На мои попытки отмахнуться, мол, я столь мало для этой памяти сделал, она протянула мне маленький портфельчик из свиной кожи с золоченым замком. На потертой шелковой подкладке значилось название бренда Laurige.
– Это был подарок Алисы после их первых гастролей во Франции. Он там хранил ее письма и поздравительные открытки. Впрочем, их было немного. Ведь они почти никогда не расставались.

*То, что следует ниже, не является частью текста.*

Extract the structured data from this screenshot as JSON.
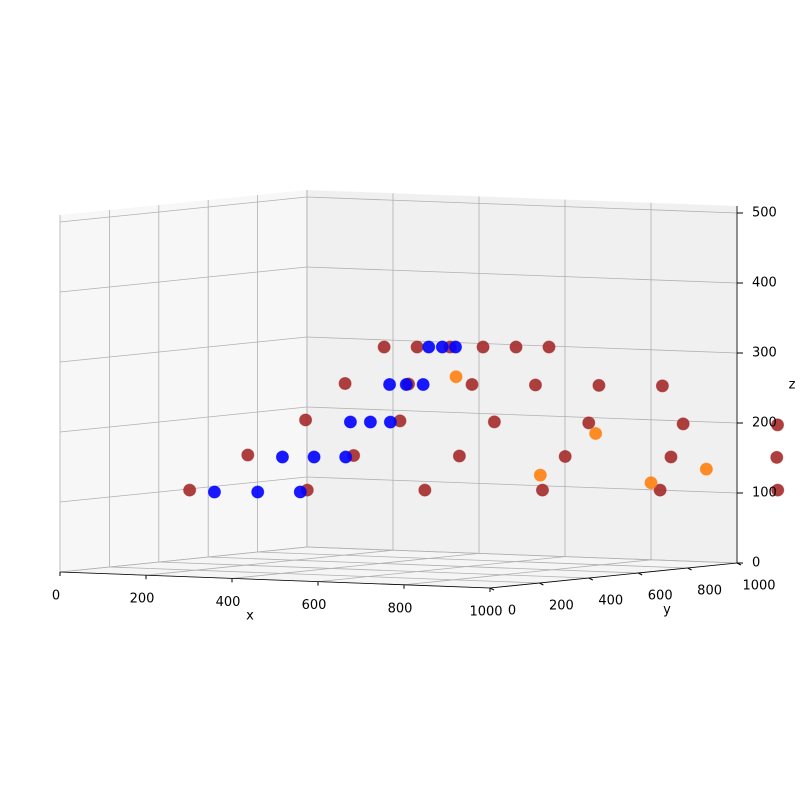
{
  "chart_data": {
    "type": "scatter3d",
    "x_label": "x",
    "y_label": "y",
    "z_label": "z",
    "xlim": [
      0,
      1000
    ],
    "ylim": [
      0,
      1000
    ],
    "zlim": [
      0,
      510
    ],
    "xticks": [
      0,
      200,
      400,
      600,
      800,
      1000
    ],
    "yticks": [
      0,
      200,
      400,
      600,
      800,
      1000
    ],
    "zticks": [
      0,
      100,
      200,
      300,
      400,
      500
    ],
    "grid": true,
    "series": [
      {
        "color": "#a52a2a",
        "x": [
          20,
          220,
          420,
          620,
          820,
          1020,
          118,
          306,
          494,
          682,
          870,
          1058,
          215,
          392,
          569,
          746,
          923,
          1100,
          258,
          374,
          490,
          606,
          722,
          838,
          300,
          356,
          412,
          468,
          524,
          580
        ],
        "y": [
          490,
          618,
          746,
          874,
          1002,
          1130,
          555,
          656,
          757,
          858,
          959,
          1060,
          620,
          694,
          768,
          842,
          916,
          990,
          705,
          760,
          815,
          870,
          925,
          980,
          790,
          826,
          862,
          898,
          934,
          970
        ],
        "z": [
          100,
          100,
          100,
          100,
          100,
          100,
          150,
          150,
          150,
          150,
          150,
          150,
          200,
          200,
          200,
          200,
          200,
          200,
          250,
          250,
          250,
          250,
          250,
          250,
          300,
          300,
          300,
          300,
          300,
          300
        ]
      },
      {
        "color": "#0000ff",
        "x": [
          95,
          168,
          240,
          210,
          264,
          318,
          325,
          360,
          395,
          350,
          379,
          408,
          375,
          398,
          420
        ],
        "y": [
          460,
          508,
          555,
          535,
          569,
          603,
          610,
          630,
          650,
          725,
          742,
          760,
          840,
          855,
          870
        ],
        "z": [
          100,
          100,
          100,
          150,
          150,
          150,
          200,
          200,
          200,
          250,
          250,
          250,
          300,
          300,
          300
        ]
      },
      {
        "color": "#ff7f0e",
        "x": [
          600,
          800,
          700,
          900,
          450
        ],
        "y": [
          900,
          1000,
          950,
          1050,
          820
        ],
        "z": [
          120,
          110,
          180,
          130,
          260
        ]
      }
    ]
  }
}
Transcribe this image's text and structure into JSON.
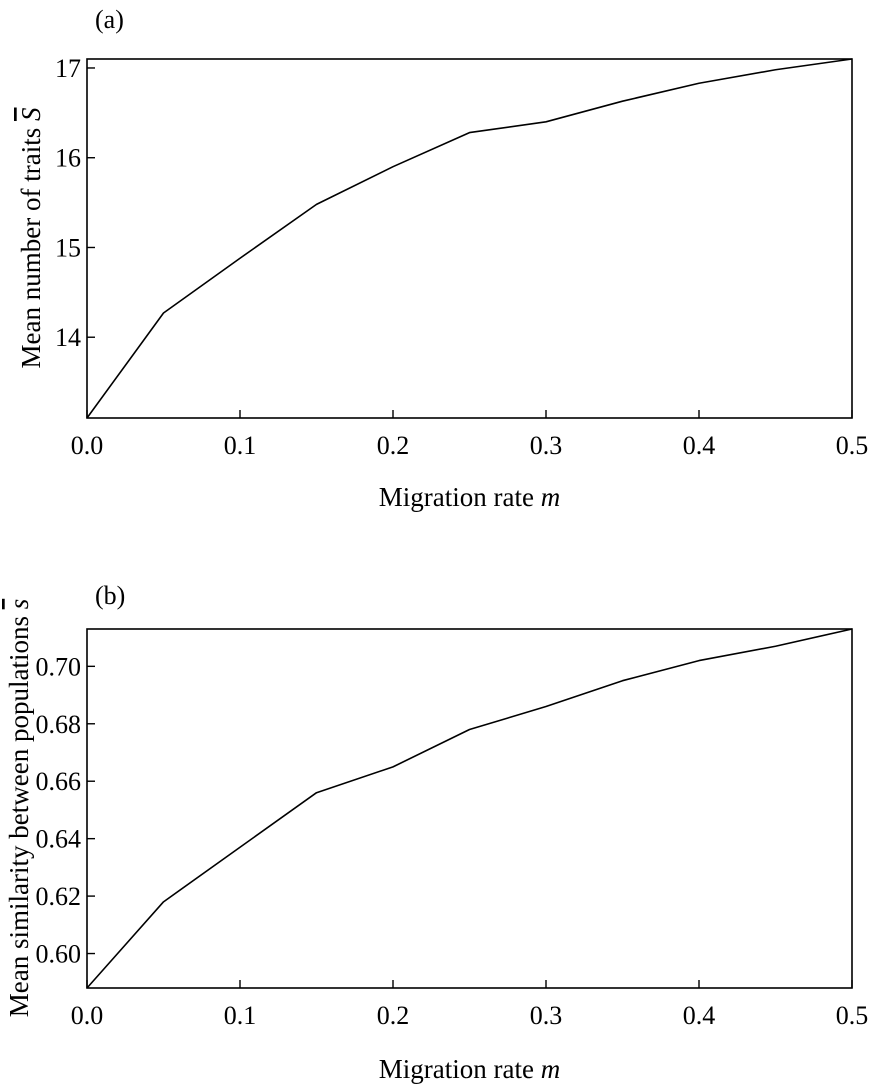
{
  "chart_data": [
    {
      "type": "line",
      "panel_label": "(a)",
      "xlabel": "Migration rate m",
      "ylabel": "Mean number of traits S̅",
      "xlim": [
        0,
        0.5
      ],
      "ylim": [
        13.1,
        17.1
      ],
      "xticks": [
        0.0,
        0.1,
        0.2,
        0.3,
        0.4,
        0.5
      ],
      "xtick_labels": [
        "0.0",
        "0.1",
        "0.2",
        "0.3",
        "0.4",
        "0.5"
      ],
      "yticks": [
        14,
        15,
        16,
        17
      ],
      "ytick_labels": [
        "14",
        "15",
        "16",
        "17"
      ],
      "grid": false,
      "series": [
        {
          "x": [
            0.0,
            0.05,
            0.1,
            0.15,
            0.2,
            0.25,
            0.3,
            0.35,
            0.4,
            0.45,
            0.5
          ],
          "y": [
            13.1,
            14.27,
            14.88,
            15.48,
            15.9,
            16.28,
            16.4,
            16.63,
            16.83,
            16.98,
            17.1
          ]
        }
      ]
    },
    {
      "type": "line",
      "panel_label": "(b)",
      "xlabel": "Migration rate m",
      "ylabel": "Mean similarity between populations s̅",
      "xlim": [
        0,
        0.5
      ],
      "ylim": [
        0.588,
        0.713
      ],
      "xticks": [
        0.0,
        0.1,
        0.2,
        0.3,
        0.4,
        0.5
      ],
      "xtick_labels": [
        "0.0",
        "0.1",
        "0.2",
        "0.3",
        "0.4",
        "0.5"
      ],
      "yticks": [
        0.6,
        0.62,
        0.64,
        0.66,
        0.68,
        0.7
      ],
      "ytick_labels": [
        "0.60",
        "0.62",
        "0.64",
        "0.66",
        "0.68",
        "0.70"
      ],
      "grid": false,
      "series": [
        {
          "x": [
            0.0,
            0.05,
            0.1,
            0.15,
            0.2,
            0.25,
            0.3,
            0.35,
            0.4,
            0.45,
            0.5
          ],
          "y": [
            0.588,
            0.618,
            0.637,
            0.656,
            0.665,
            0.678,
            0.686,
            0.695,
            0.702,
            0.707,
            0.713
          ]
        }
      ]
    }
  ]
}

Спустя много лет я буду стоять перед витриной магазина кожгалантереи и письменных принадлежностей на площади Дофина на острове Ситэ в Париже, где мое внимание привлекут ежедневники и разные симпатичные мелочи из почти той же по колеру и текстуре нежной кожи, что и таировский портфель. Приглядевшись, я узнал знакомое название фирмы – Laurige. Кто знает, может быть, когда-то на моем месте была Алиса Коонен, выбиравшая подарок для Таирова? Круг замкнулся. И это был знак, что пора завершить начатое дело.
От Камерного театра осталось немного. Нынешний главный режиссер Театра им. Пушкина Евгений Писарев показал мне старинные напольные часы, которые когда-то стояли в таировском кабинете. Там было какое-то хитрое устройство для подзавода, которым надо было пользоваться с предельной осторожностью. Но в какой-то момент эти меры не были соблюдены и часы сломались, исторгнув страшный, неземной звук “лопнувшей струны”. Так они и стоят черным, мертвым обелиском в кабинете главного режиссера как напоминание о жизни и театре, чье время давно закончилось.